Early Sport Specialization is Killing Your Child’s Health

Want to limit your kid’s athletic development and increase their chances of getting injured….then have them specialize in one sport early on.

 

Early sports specialization (i.e. playing only 1 sport from an early age) is a booming yet concerning trend in the U.S.  The social pressure to have your child specialize early has never been stronger.  Parents think that more is better, that early specialization is a matter of “competitive survival,” and that their child will be unable to achieve athletic success if they don’t specialize early – and it’s simply not true.

Contrary to popular belief, early sports specialization can be more detrimental to your child than it can be beneficial.  This trend is supported more by myth than by the facts.  And when you look at the facts, they are quite alarming.

“We all need to think more deeply about the insanity of our youth sports culture, with its focus on early specialization in one sport, and, especially its seasons without end.  There’s an assumption that specialization makes kids better at their sport, that it promotes mastery.  But it doesn’t.  Every expert will tell you that it absolutely doesn’t.”        Michael Sokolove, author of Warrior Girls

MYTH Early sports specialization is safe

  • Athletes who specialized in one sport were 70-93% more likely to be injured than children who played multiple sports.  This study surveyed 1200 youth athletes and concluded that early specialization was one of the strongest predictors of injury.
  • Young athletes who spent more hours per week than their age playing one sport were 70% more likely to experience serious overuse injuries than other injuries (i.e. a 13-year-old who plays baseball 14 or more hours a week).

MYTH The best way to play a sport in college is to specialize early

  • 7% of Division 1 soccer coaches said they would prefer a player who played only soccer versus a player who played multiple sports.  And how many coaches do you think said they would like to see players compete in only soccer during their middle school years…..only 8.5%.
  • A 2013 American Medical Society for Sports Medicine found that 88% of college athletes surveyed participated in more than one sport as a child.

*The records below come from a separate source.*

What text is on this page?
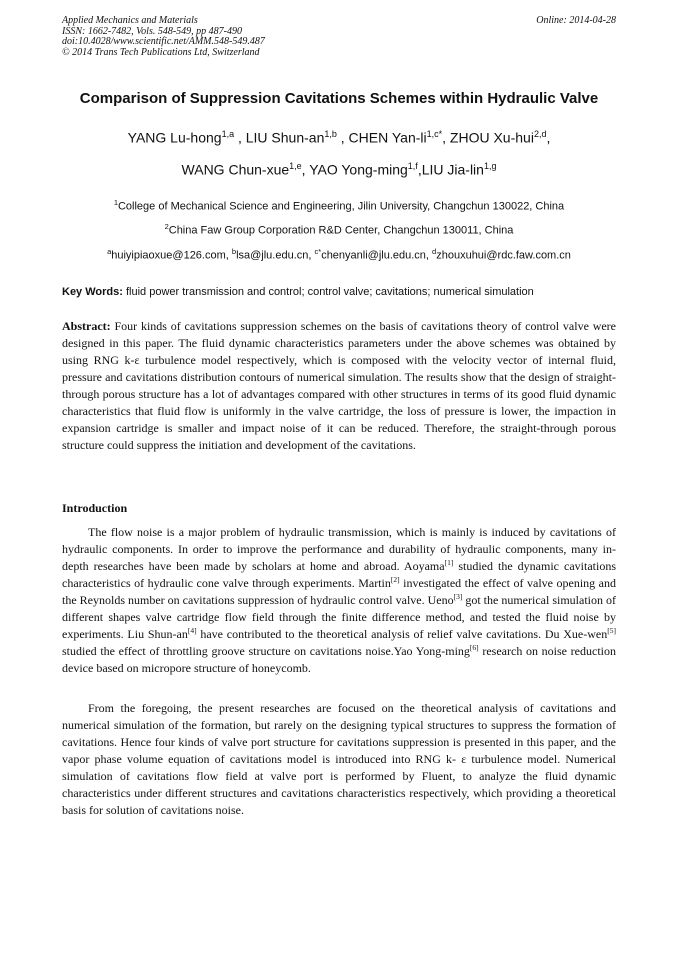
Applied Mechanics and Materials
ISSN: 1662-7482, Vols. 548-549, pp 487-490
doi:10.4028/www.scientific.net/AMM.548-549.487
© 2014 Trans Tech Publications Ltd, Switzerland
Online: 2014-04-28
Comparison of Suppression Cavitations Schemes within Hydraulic Valve
YANG Lu-hong$^{1,a}$ , LIU Shun-an$^{1,b}$ , CHEN Yan-$li^{1,c*}$, ZHOU Xu-hui$^{2,d}$,
WANG Chun-xue$^{1,e}$, YAO Yong-ming$^{1,f}$,LIU Jia-lin$^{1,g}$
$^1$College of Mechanical Science and Engineering, Jilin University, Changchun 130022, China
$^2$China Faw Group Corporation R&D Center, Changchun 130011, China
$^a$huiyipiaoxue@126.com, $^b$lsa@jlu.edu.cn, $^{c*}$chenyanli@jlu.edu.cn, $^d$zhouxuhui@rdc.faw.com.cn
Key Words: fluid power transmission and control; control valve; cavitations; numerical simulation

Abstract: Four kinds of cavitations suppression schemes on the basis of cavitations theory of control valve were designed in this paper. The fluid dynamic characteristics parameters under the above schemes was obtained by using RNG k-ε turbulence model respectively, which is composed with the velocity vector of internal fluid, pressure and cavitations distribution contours of numerical simulation. The results show that the design of straight-through porous structure has a lot of advantages compared with other structures in terms of its good fluid dynamic characteristics that fluid flow is uniformly in the valve cartridge, the loss of pressure is lower, the impaction in expansion cartridge is smaller and impact noise of it can be reduced. Therefore, the straight-through porous structure could suppress the initiation and development of the cavitations.

Introduction

The flow noise is a major problem of hydraulic transmission, which is mainly is induced by cavitations of hydraulic components. In order to improve the performance and durability of hydraulic components, many in-depth researches have been made by scholars at home and abroad. Aoyama[1] studied the dynamic cavitations characteristics of hydraulic cone valve through experiments. Martin[2] investigated the effect of valve opening and the Reynolds number on cavitations suppression of hydraulic control valve. Ueno[3] got the numerical simulation of different shapes valve cartridge flow field through the finite difference method, and tested the fluid noise by experiments. Liu Shun-an[4] have contributed to the theoretical analysis of relief valve cavitations. Du Xue-wen[5] studied the effect of throttling groove structure on cavitations noise.Yao Yong-ming[6] research on noise reduction device based on micropore structure of honeycomb.

From the foregoing, the present researches are focused on the theoretical analysis of cavitations and numerical simulation of the formation, but rarely on the designing typical structures to suppress the formation of cavitations. Hence four kinds of valve port structure for cavitations suppression is presented in this paper, and the vapor phase volume equation of cavitations model is introduced into RNG k- ε turbulence model. Numerical simulation of cavitations flow field at valve port is performed by Fluent, to analyze the fluid dynamic characteristics under different structures and cavitations characteristics respectively, which providing a theoretical basis for solution of cavitations noise.
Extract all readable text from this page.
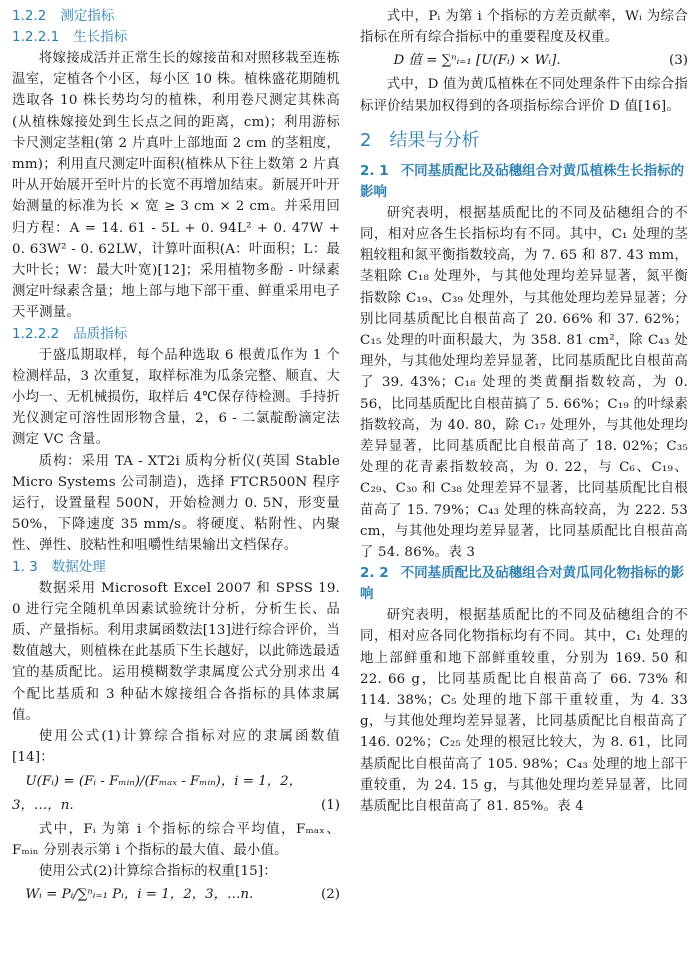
1.2.2 测定指标
1.2.2.1 生长指标

将嫁接成活并正常生长的嫁接苗和对照移栽至连栋温室，定植各个小区，每小区 10 株。植株盛花期随机选取各 10 株长势均匀的植株，利用卷尺测定其株高(从植株嫁接处到生长点之间的距离，cm)；利用游标卡尺测定茎粗(第 2 片真叶上部地面 2 cm 的茎粗度，mm)；利用直尺测定叶面积(植株从下往上数第 2 片真叶从开始展开至叶片的长宽不再增加结束。新展开叶开始测量的标准为长 × 宽 ≥ 3 cm × 2 cm。并采用回归方程：A = 14. 61 - 5L + 0. 94L² + 0. 47W + 0. 63W² - 0. 62LW，计算叶面积(A：叶面积；L：最大叶长；W：最大叶宽)[12]；采用植物多酚 - 叶绿素测定叶绿素含量；地上部与地下部干重、鲜重采用电子天平测量。

1.2.2.2 品质指标

于盛瓜期取样，每个品种选取 6 根黄瓜作为 1 个检测样品，3 次重复，取样标准为瓜条完整、顺直、大小均一、无机械损伤，取样后 4℃保存待检测。手持折光仪测定可溶性固形物含量，2，6 - 二氯靛酚滴定法测定 VC 含量。

质构：采用 TA - XT2i 质构分析仪(英国 Stable Micro Systems 公司制造)，选择 FTCR500N 程序运行，设置量程 500N，开始检测力 0. 5N，形变量 50%，下降速度 35 mm/s。将硬度、粘附性、内聚性、弹性、胶粘性和咀嚼性结果输出文档保存。

1. 3 数据处理

数据采用 Microsoft Excel 2007 和 SPSS 19. 0 进行完全随机单因素试验统计分析，分析生长、品质、产量指标。利用隶属函数法[13]进行综合评价，当数值越大，则植株在此基质下生长越好，以此筛选最适宜的基质配比。运用模糊数学隶属度公式分别求出 4 个配比基质和 3 种砧木嫁接组合各指标的具体隶属值。

使用公式(1)计算综合指标对应的隶属函数值[14]：

U(Fᵢ) = (Fᵢ - Fₘᵢₙ)/(Fₘₐₓ - Fₘᵢₙ)，i = 1，2，
3，…，n.	(1)

式中，Fᵢ 为第 i 个指标的综合平均值，Fₘₐₓ、Fₘᵢₙ 分别表示第 i 个指标的最大值、最小值。

使用公式(2)计算综合指标的权重[15]：

Wᵢ = Pᵢ/∑ⁿᵢ₌₁ Pᵢ，i = 1，2，3，…n.	(2)

式中，Pᵢ 为第 i 个指标的方差贡献率，Wᵢ 为综合指标在所有综合指标中的重要程度及权重。

D 值 = ∑ⁿᵢ₌₁ [U(Fᵢ) × Wᵢ].	(3)

式中，D 值为黄瓜植株在不同处理条件下由综合指标评价结果加权得到的各项指标综合评价 D 值[16]。

2 结果与分析
2. 1 不同基质配比及砧穗组合对黄瓜植株生长指标的影响

研究表明，根据基质配比的不同及砧穗组合的不同，相对应各生长指标均有不同。其中，C₁ 处理的茎粗较粗和氮平衡指数较高，为 7. 65 和 87. 43 mm，茎粗除 C₁₈ 处理外，与其他处理均差异显著，氮平衡指数除 C₁₉、C₃₉ 处理外，与其他处理均差异显著；分别比同基质配比自根苗高了 20. 66% 和 37. 62%；C₁₅ 处理的叶面积最大，为 358. 81 cm²，除 C₄₃ 处理外，与其他处理均差异显著，比同基质配比自根苗高了 39. 43%；C₁₈ 处理的类黄酮指数较高，为 0. 56，比同基质配比自根苗搞了 5. 66%；C₁₉ 的叶绿素指数较高，为 40. 80，除 C₁₇ 处理外，与其他处理均差异显著，比同基质配比自根苗高了 18. 02%；C₃₅ 处理的花青素指数较高，为 0. 22，与 C₆、C₁₉、C₂₉、C₃₀ 和 C₃₈ 处理差异不显著，比同基质配比自根苗高了 15. 79%；C₄₃ 处理的株高较高，为 222. 53 cm，与其他处理均差异显著，比同基质配比自根苗高了 54. 86%。表 3

2. 2 不同基质配比及砧穗组合对黄瓜同化物指标的影响

研究表明，根据基质配比的不同及砧穗组合的不同，相对应各同化物指标均有不同。其中，C₁ 处理的地上部鲜重和地下部鲜重较重，分别为 169. 50 和 22. 66 g，比同基质配比自根苗高了 66. 73% 和 114. 38%；C₅ 处理的地下部干重较重，为 4. 33 g，与其他处理均差异显著，比同基质配比自根苗高了 146. 02%；C₂₅ 处理的根冠比较大，为 8. 61，比同基质配比自根苗高了 105. 98%；C₄₃ 处理的地上部干重较重，为 24. 15 g，与其他处理均差异显著，比同基质配比自根苗高了 81. 85%。表 4
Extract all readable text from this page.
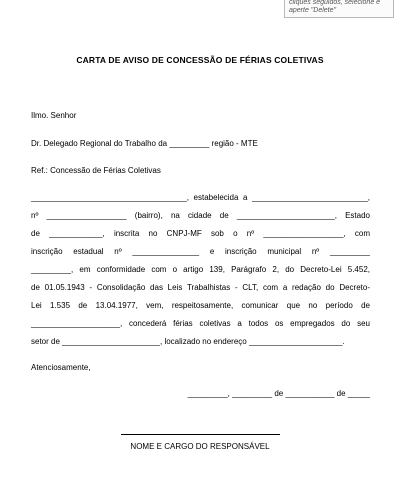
cliques seguidos, selecione e
aperte "Delete"
CARTA DE AVISO DE CONCESSÃO DE FÉRIAS COLETIVAS
Ilmo. Senhor
Dr. Delegado Regional do Trabalho da _________ região - MTE
Ref.: Concessão de Férias Coletivas
___________________________________, estabelecida a __________________________,
nº __________________ (bairro), na cidade de ______________________, Estado
de ____________, inscrita no CNPJ-MF sob o nº __________________, com
inscrição estadual nº _______________ e inscrição municipal nº _________
_________, em conformidade com o artigo 139, Parágrafo 2, do Decreto-Lei 5.452,
de 01.05.1943 - Consolidação das Leis Trabalhistas - CLT, com a redação do Decreto-
Lei 1.535 de 13.04.1977, vem, respeitosamente, comunicar que no período de
____________________, concederá férias coletivas a todos os empregados do seu
setor de ______________________, localizado no endereço _____________________.
Atenciosamente,
_________, _________ de ___________ de _____
NOME E CARGO DO RESPONSÁVEL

MYTH Professional athletes specialized in their sport early on

  • At least 82% of the top 10 athletes (in 2012) from each of the 4 major sports played multiple sports.
  • A survey of the 2014 U.S women’s soccer team found that, collectively, they played 14 different sports competitively while growing up (as well as soccer).  And all the players believed that playing other sports improved their success in soccer.

MYTH Early sports specialization works

  • Simply put, it doesn’t work as well as people think (see the aforementioned data).  Let’s take a look at some of the effects of early sport specialization and you decide if it sounds effective:
    • Increased risk for physical injury
    • Doesn’t guarantee future athletic success
    • Can hinder overall skill development
    • Limits young athlete’s long-term development & performance
    • Lack of enjoyment
    • Burnout
    • Increased stress / negative psychological impact
    • Decreased motivation
    • Ignores the importance of “free play” (play without outside structure, rules, etc.)
      • Think about this: children allowed free play have been shown to spend more time engaged in a sport than athletes in structured training with a coach
    • Promotes the desires and interests of adults, not kids

 

Now let’s take a look at the other side of things and see what some of the research says about kids who played multiple sports throughout their youth:

  • A 2012 study found that boys age 10-12 who played multiple sports were more physically fit, had better gross motor coordination, had more explosive strength, and had better speed/agility than those who specialized in a single sport.  The author of this study, stated that “multi-sport athletes possess a broad range of physical, personal, and mental skills that help them to be successful when they start specializing in a single sport later in adolescence.”
  • A study in the Journal of Sports Sciences found that young athletes who competed in 3 sports at ages 11, 13, & 15 were significantly more likely to compete at an elite national level in their preferred sport than those who specialized in only one sport at the ages of 11, 13, & 15.

Benefits of Playing Multiple Sports:

  • Better overall skills and athleticism
  • Better motor and athletic development (able to transfer skills from one sport to another)
  • Reduced overuse injuries
  • Reduced mental burnout
  • Increased enjoyment
  • Increased motivation
  • More creative players/mindset
  • Increased likelihood of participating in sports throughout life

recommended

So what should you recommend for your child to become the best athlete they can be and reduce their chance of getting injured:

Recommendations for Youth Sports Participation

  1. Play multiple sports (do not specialize in one sport before late adolescence)
  2. Young athletes should not spend more hours per week in organized sports than their ages
  3. Do not spend more than twice as much time playing organized sports as you spend in gym and unorganized play
  4. Do not play sports competitively year-round (take a 2-3 month break, not necessarily all at once)
  5. Instill a love of sports, don’t apply pressure (don’t turn playing sports into work for kids)

As a parent, if you don’t stand up for your kid’s health…who will!